Clear My Record is a project aimed at developing a simple web-based application that people with criminal convictions can use to determine if they are eligible to have their records expunged, and if so complete an expungement application they can file with the court. 

The Kansas Clear My Record project began in 2021, building on previous work by KC Digital Drive and the University of Missouri – Kansas City School of Law to build a Missouri-focused expungement tool for pro bono lawyers and students. For the Kansas tool, the Clear My Record Team is collaborating with Kansas Legal Services (KLS) and the Wyandotte County District Attorney’s Office, and is being funded through a grant from the Local Initiatives Support Corporation (LISC).

The Clear My Record team–led by attorney and UMKC adjunct professor Scott Stockwell, lead coder Paul Barham, and KC Digital Drive program analyst William Crumpler–started the project with a series of interviews in late 2021 aimed at understanding the current expungement process from the perspective of prosecutors, defense attorneys, court clerks, and KLS attorneys across Kansas. 

Once these interviews were completed, in 2022 the team began developing a prototype application that KLS attorneys could test at public expungement clinics. These clinics are open events where individuals with criminal records are invited to come and receive free legal assistance in filling out their applications for expungement. To build the prototype, the team used Jotform – a low-code software platform for building interactive forms. Using Jotform allowed the team to quickly design a questionnaire that would take in information about an individual’s criminal record and output a properly formatted PDF file ready for printing and submission. 

While the use of Jotform limited the degree to which the team was able to customize the look and feel of the experience, it made it significantly easier to rapidly iterate the tool’s design. Because the form could be quickly built and rebuilt on Jotform without needing to code an entire app from scratch, the team was able to move quickly to get a prototype up and running so that KLS attorneys could begin to test the tool in the field. 

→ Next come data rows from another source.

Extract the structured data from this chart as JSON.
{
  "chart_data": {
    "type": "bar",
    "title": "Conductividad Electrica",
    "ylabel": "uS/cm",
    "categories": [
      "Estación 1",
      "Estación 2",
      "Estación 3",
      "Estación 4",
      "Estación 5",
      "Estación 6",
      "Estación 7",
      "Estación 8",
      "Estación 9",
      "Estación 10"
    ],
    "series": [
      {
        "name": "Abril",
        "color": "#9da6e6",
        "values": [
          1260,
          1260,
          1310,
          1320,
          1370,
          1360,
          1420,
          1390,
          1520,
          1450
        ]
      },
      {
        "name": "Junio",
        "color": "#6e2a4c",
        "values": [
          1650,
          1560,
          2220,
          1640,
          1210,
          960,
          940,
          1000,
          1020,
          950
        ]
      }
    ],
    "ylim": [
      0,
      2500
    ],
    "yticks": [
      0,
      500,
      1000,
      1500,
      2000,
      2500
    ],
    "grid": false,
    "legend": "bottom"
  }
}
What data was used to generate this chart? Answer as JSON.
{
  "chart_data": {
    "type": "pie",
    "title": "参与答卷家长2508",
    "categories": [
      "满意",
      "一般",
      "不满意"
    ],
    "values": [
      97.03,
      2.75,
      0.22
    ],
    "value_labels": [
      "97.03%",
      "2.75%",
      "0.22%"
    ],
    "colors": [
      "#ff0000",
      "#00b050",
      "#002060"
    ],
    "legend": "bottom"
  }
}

The first expungement clinic the team participated in was held in Emporia in June of 2022. There, the team engaged with six individuals, of whom two were determined to be eligible for expungement. With each of these two, the team observed as the applicants filled out the forms themselves, making careful observation of where they struggled or had questions. After the event, the team used these observations to make modifications to the form, re-designing the presentation and the flow according to the problems or opportunities they had identified. 

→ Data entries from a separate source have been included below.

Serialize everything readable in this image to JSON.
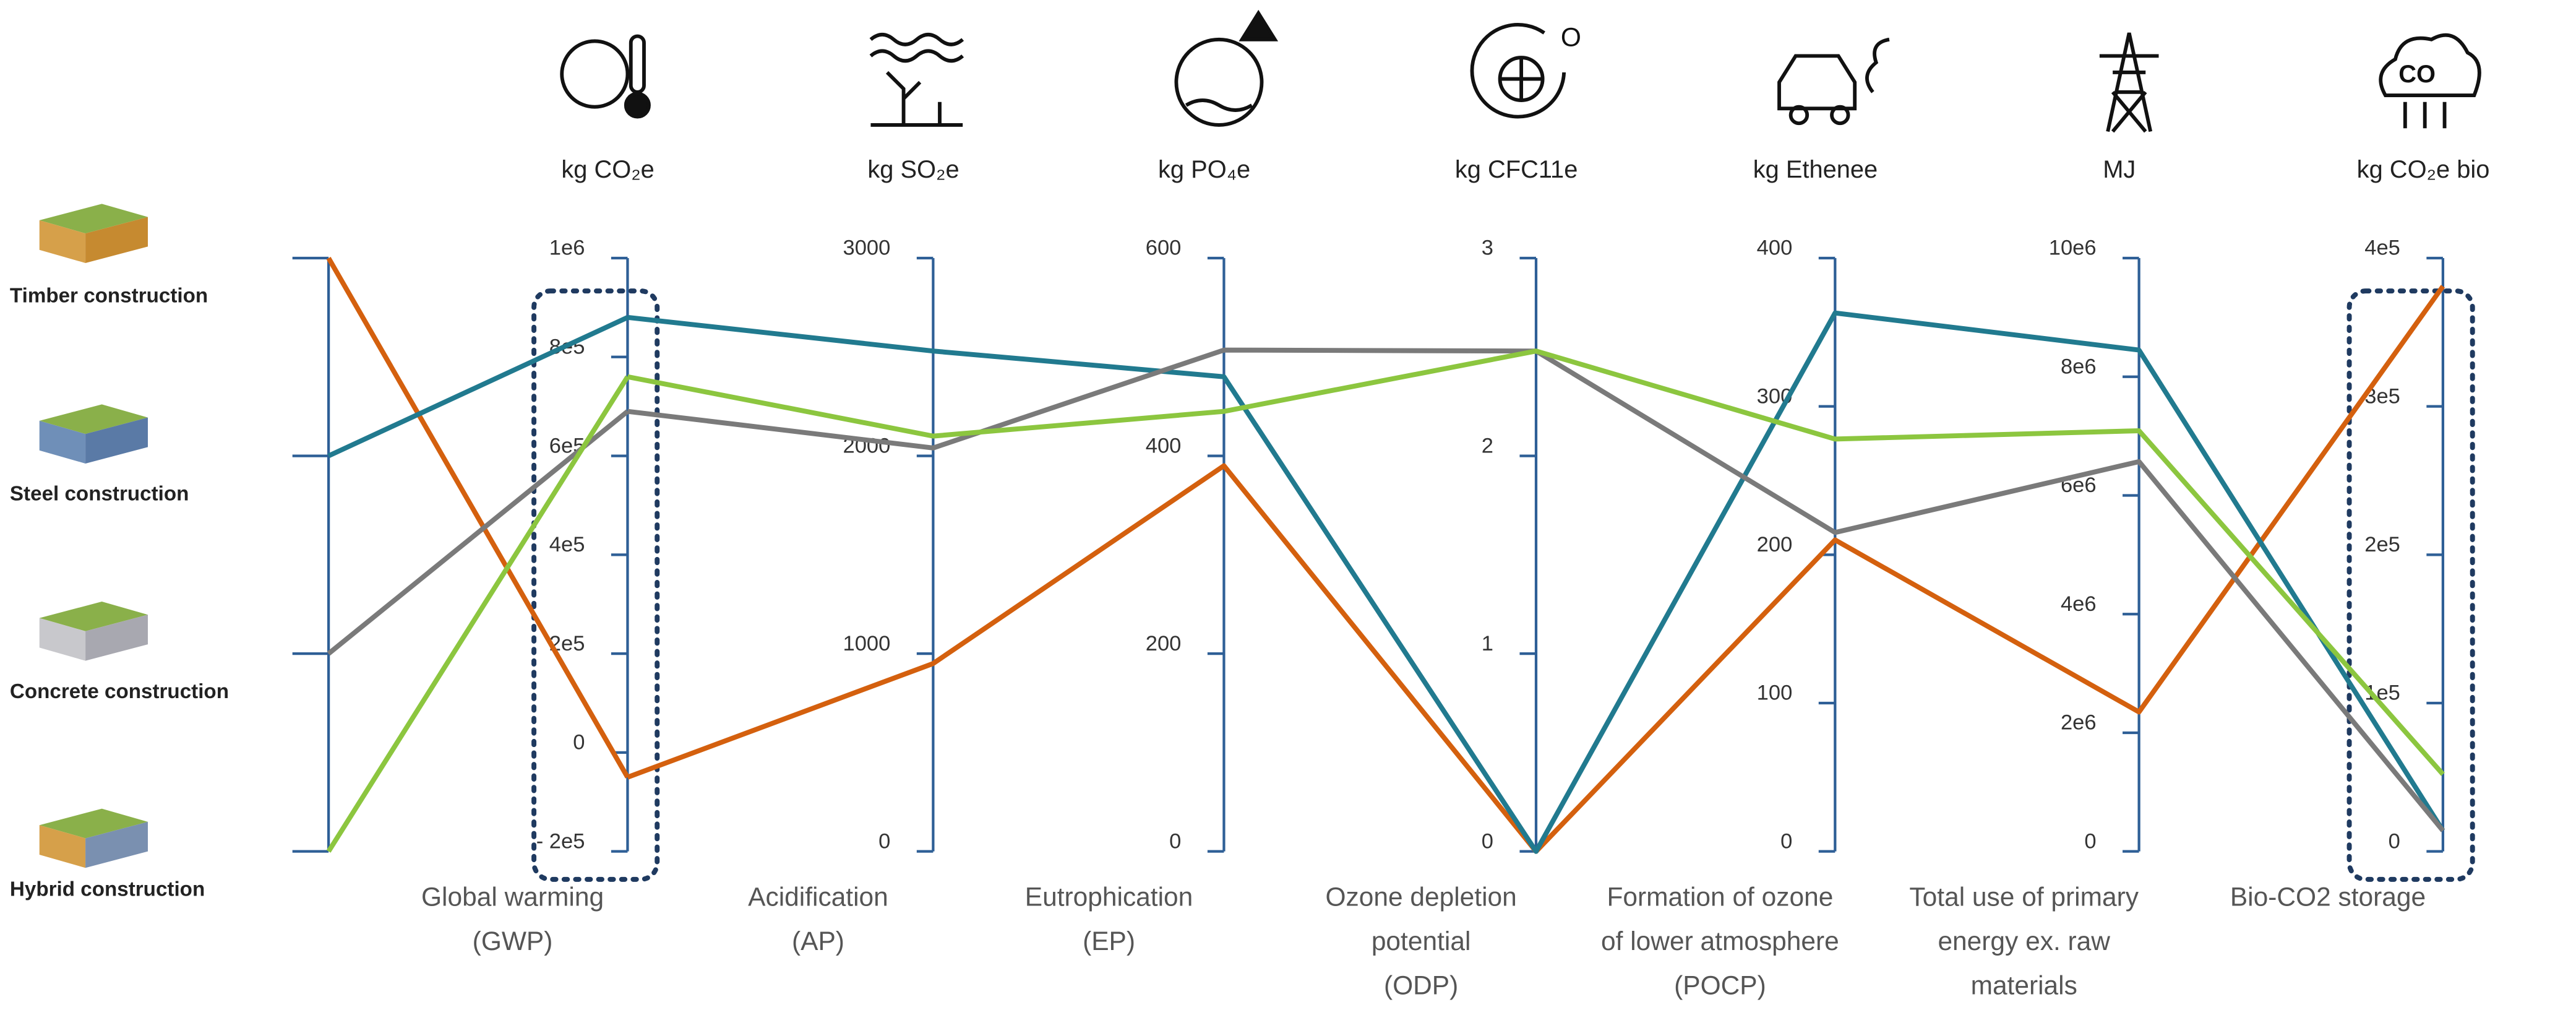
{
  "chart_data": {
    "type": "parallel",
    "series": [
      {
        "name": "Timber construction",
        "color": "#d4600e",
        "values": [
          -50000,
          950,
          390,
          0,
          210,
          2350000,
          381000
        ]
      },
      {
        "name": "Steel construction",
        "color": "#217a8f",
        "values": [
          880000,
          2530,
          480,
          0,
          363,
          8450000,
          14000
        ]
      },
      {
        "name": "Concrete construction",
        "color": "#7a7a7a",
        "values": [
          690000,
          2040,
          507,
          2.53,
          215,
          6570000,
          14000
        ]
      },
      {
        "name": "Hybrid construction",
        "color": "#8cc63f",
        "values": [
          760000,
          2100,
          445,
          2.53,
          278,
          7090000,
          52000
        ]
      }
    ],
    "axes": [
      {
        "label": "Global warming\n(GWP)",
        "unit": "kg CO₂e",
        "lim": [
          -200000,
          1000000
        ],
        "highlight": true,
        "ticks": [
          {
            "value": -200000,
            "label": "- 2e5"
          },
          0,
          {
            "value": 200000,
            "label": "2e5"
          },
          {
            "value": 400000,
            "label": "4e5"
          },
          {
            "value": 600000,
            "label": "6e5"
          },
          {
            "value": 800000,
            "label": "8e5"
          },
          {
            "value": 1000000,
            "label": "1e6"
          }
        ]
      },
      {
        "label": "Acidification\n(AP)",
        "unit": "kg SO₂e",
        "lim": [
          0,
          3000
        ],
        "highlight": false,
        "ticks": [
          0,
          1000,
          2000,
          3000
        ]
      },
      {
        "label": "Eutrophication\n(EP)",
        "unit": "kg PO₄e",
        "lim": [
          0,
          600
        ],
        "highlight": false,
        "ticks": [
          0,
          200,
          400,
          600
        ]
      },
      {
        "label": "Ozone depletion\npotential\n(ODP)",
        "unit": "kg CFC11e",
        "lim": [
          0,
          3
        ],
        "highlight": false,
        "ticks": [
          0,
          1,
          2,
          3
        ]
      },
      {
        "label": "Formation of ozone\nof lower atmosphere\n(POCP)",
        "unit": "kg Ethenee",
        "lim": [
          0,
          400
        ],
        "highlight": false,
        "ticks": [
          0,
          100,
          200,
          300,
          400
        ]
      },
      {
        "label": "Total use of primary\nenergy ex. raw\nmaterials",
        "unit": "MJ",
        "lim": [
          0,
          10000000
        ],
        "highlight": false,
        "ticks": [
          0,
          {
            "value": 2000000,
            "label": "2e6"
          },
          {
            "value": 4000000,
            "label": "4e6"
          },
          {
            "value": 6000000,
            "label": "6e6"
          },
          {
            "value": 8000000,
            "label": "8e6"
          },
          {
            "value": 10000000,
            "label": "10e6"
          }
        ]
      },
      {
        "label": "Bio-CO2 storage",
        "unit": "kg CO₂e bio",
        "lim": [
          0,
          400000
        ],
        "highlight": true,
        "ticks": [
          0,
          {
            "value": 100000,
            "label": "1e5"
          },
          {
            "value": 200000,
            "label": "2e5"
          },
          {
            "value": 300000,
            "label": "3e5"
          },
          {
            "value": 400000,
            "label": "4e5"
          }
        ]
      }
    ]
  }
}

Throughout the rest of 2022, the team continued this process of testing and iteration. After Emporia, the team tested the application at  fall expungement clinics in Topeka, Manhattan, Leavenworth, and Kansas City, KS. Over the course of these clinics, the team processed a total of 93 expungement requests for 54 individuals. 

After observing individuals use the form at the Kansas City, Kansas clinic, Clear My Record UX Designer Bree Walter reflected that 

“As the User Experience Designer and Researcher on the project, I had the opportunity to shadow applicant users while they were completing expungement petitions using the tool. At the end of completing his paperwork, one user called his friends and encouraged them to use the tool to complete their expungement petitions as well. It was at that point I knew we had really created something meaningful.” 

Over the course of 2022, the team also continued to expand the application’s functionality beyond simply printing out a petition for expungement. This included adding support for individuals looking to simultaneously apply to be removed from the Kansas Drug Offender Registry, adding the ability for low-income users to print a prepared form requesting that the court waive their filing fee, adding support for individuals who were never convicted of a crime, but who wish to expunge their arrest record, and adding a pre-clinic intake form that individuals could submit ahead of time to make it easier for attorneys at the clinics to look up their criminal history. 

By the end of 2022, the Clear My Record team felt confident enough about the application’s design that they have begun finalizing the tool for a public release so that any individual in Kansas can access the tool at any time, rather than only during a scheduled expungement clinic. The team aims to have the application embedded in legal self-help centers across the state by the summer of 2023, and have a publicly available link to the form in multiple locations online.